S40、在训练完毕后,将训练好的所述初始综合判别器确定为综合判别器。S40. After the training is completed, determine the trained initial comprehensive discriminator as a comprehensive discriminator.
训练完毕时,初始综合判别器的判别数据收敛。此时,可以将该训练好的初始综合判别器确定为综合判别器。综合判别器可用于判别病历数据的类型。初始综合判别器融合了第一生成器和第二生成器的模拟数据(包括模拟漏诊数据和模拟误诊数据),最后确定的综合判别器具有良好的判别能力,可以精准区分电子病历的类别。When the training is completed, the discriminant data of the initial comprehensive discriminator converges. At this time, the trained initial comprehensive discriminator can be determined as the comprehensive discriminator. The comprehensive discriminator can be used to discriminate the type of medical record data. The initial comprehensive discriminator combines the simulated data of the first generator and the second generator (including simulated missed diagnosis data and simulated misdiagnosis data), and the final comprehensive discriminator has good discrimination capabilities and can accurately distinguish the types of electronic medical records.
S50、使用所述综合判别器处理待筛查病历,获得所述待筛查病历的处理结果。S50. Use the comprehensive discriminator to process the medical record to be screened, and obtain a processing result of the medical record to be screened.
本实施例中,待筛查病历指的是需要进行筛查的病历。使用综合判别器处理待筛查病历,可以获得待筛查病历的处理结果。处理结果有三种,分别为漏诊病历、误诊病历和正常病历。其中,漏诊病历和误诊病历都属于异常病历(也可以叫问题病历)。由于本实施例提供的综合判别器具有良好的判别能力,可以高精度地区分正常病历和异常病历,大大减少病历筛查的处理时间和成本,降低医院的运营成本。In this embodiment, the medical record to be screened refers to the medical record that needs to be screened. The comprehensive discriminator is used to process the medical records to be screened, and the processing results of the medical records to be screened can be obtained. There are three treatment results: missed diagnosis, misdiagnosis and normal medical records. Among them, missed medical records and misdiagnosed medical records are abnormal medical records (also called problem medical records). Since the comprehensive discriminator provided in this embodiment has good discrimination capabilities, it can distinguish between normal medical records and abnormal medical records with high accuracy, greatly reducing the processing time and cost of medical record screening, and reducing hospital operating costs.
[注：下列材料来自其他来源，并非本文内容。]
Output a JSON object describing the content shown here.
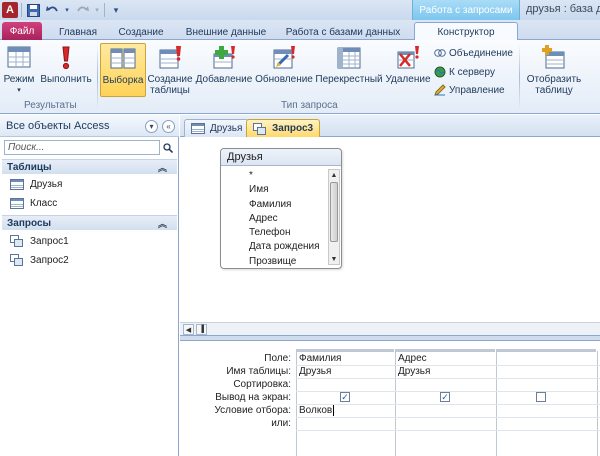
{
  "title_bar": {
    "app_icon_letter": "A",
    "contextual_group": "Работа с запросами",
    "window_title": "друзья : база д"
  },
  "ribbon_tabs": {
    "file": "Файл",
    "items": [
      "Главная",
      "Создание",
      "Внешние данные",
      "Работа с базами данных",
      "Конструктор"
    ]
  },
  "ribbon": {
    "results": {
      "view": "Режим",
      "run": "Выполнить",
      "label": "Результаты"
    },
    "query_type": {
      "select": "Выборка",
      "make_table_1": "Создание",
      "make_table_2": "таблицы",
      "append": "Добавление",
      "update": "Обновление",
      "crosstab": "Перекрестный",
      "delete": "Удаление",
      "union": "Объединение",
      "pass_through": "К серверу",
      "data_definition": "Управление",
      "label": "Тип запроса"
    },
    "show_table_1": "Отобразить",
    "show_table_2": "таблицу"
  },
  "nav_pane": {
    "header": "Все объекты Access",
    "search_placeholder": "Поиск...",
    "groups": [
      {
        "title": "Таблицы",
        "items": [
          "Друзья",
          "Класс"
        ]
      },
      {
        "title": "Запросы",
        "items": [
          "Запрос1",
          "Запрос2"
        ]
      }
    ]
  },
  "doc_tabs": [
    "Друзья",
    "Запрос3"
  ],
  "field_list": {
    "title": "Друзья",
    "fields": [
      "*",
      "Имя",
      "Фамилия",
      "Адрес",
      "Телефон",
      "Дата рождения",
      "Прозвище"
    ]
  },
  "qbe_grid": {
    "row_labels": [
      "Поле:",
      "Имя таблицы:",
      "Сортировка:",
      "Вывод на экран:",
      "Условие отбора:",
      "или:"
    ],
    "columns": [
      {
        "field": "Фамилия",
        "table": "Друзья",
        "sort": "",
        "show": true,
        "criteria": "Волков",
        "or": ""
      },
      {
        "field": "Адрес",
        "table": "Друзья",
        "sort": "",
        "show": true,
        "criteria": "",
        "or": ""
      },
      {
        "field": "",
        "table": "",
        "sort": "",
        "show": false,
        "criteria": "",
        "or": ""
      }
    ]
  },
  "colors": {
    "file_tab": "#b9306a",
    "accent": "#1e395b",
    "selected_button": "#ffd257",
    "contextual": "#7cc6ef"
  }
}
步骤S10-S50中,通过第一生成器生成模拟误诊数据,以生成大量接近真实的模拟误诊数据,提高初始综合判别器对误诊数据的判别能力。通过第二生成器生成模拟漏诊数据,以生成大量接近真实的模拟漏诊数据,提高初始综合判别器对漏诊数据的判别能力。获取真实正常数据,使用所述真实正常数据、所述模拟误诊数据和所述模拟漏诊数据对初始综合判别器进行训练,在此处,由于有足够多的数据对模型进行训练,模型的判别能力大大提升。在训练完毕后,将训练好的所述初始综合判别器确定为综合判别器,以得到可以筛查病历的判别器。使用所述综合判别器处理待筛查病历,获得所述待筛查病历的处理结果,在此处,通过综合判别器筛查病历是否正常,可以提高病历筛查的准确率和效率,减少病历筛查的成本。In steps S10-S50, the simulated misdiagnosis data is generated by the first generator to generate a large amount of simulated misdiagnosis data close to the real, and the initial comprehensive discriminator's ability to discriminate the misdiagnosis data is improved. The simulated missed diagnosis data is generated by the second generator to generate a large amount of simulated missed diagnosis data close to the real, and the initial comprehensive discriminator's ability to discriminate the missed diagnosis data is improved. Obtain real normal data, use the real normal data, the simulated misdiagnosis data, and the simulated missed diagnosis data to train the initial comprehensive discriminator. Here, since there is enough data to train the model, the discriminative ability of the model Huge improvements. After the training is completed, the trained initial comprehensive discriminator is determined as the comprehensive discriminator to obtain a discriminator that can screen medical records. The comprehensive discriminator is used to process the medical records to be screened, and the processing results of the medical records to be screened are obtained. Here, the comprehensive discriminator is used to screen whether the medical records are normal, which can improve the accuracy and efficiency of medical record screening, and reduce the medical records The cost of screening.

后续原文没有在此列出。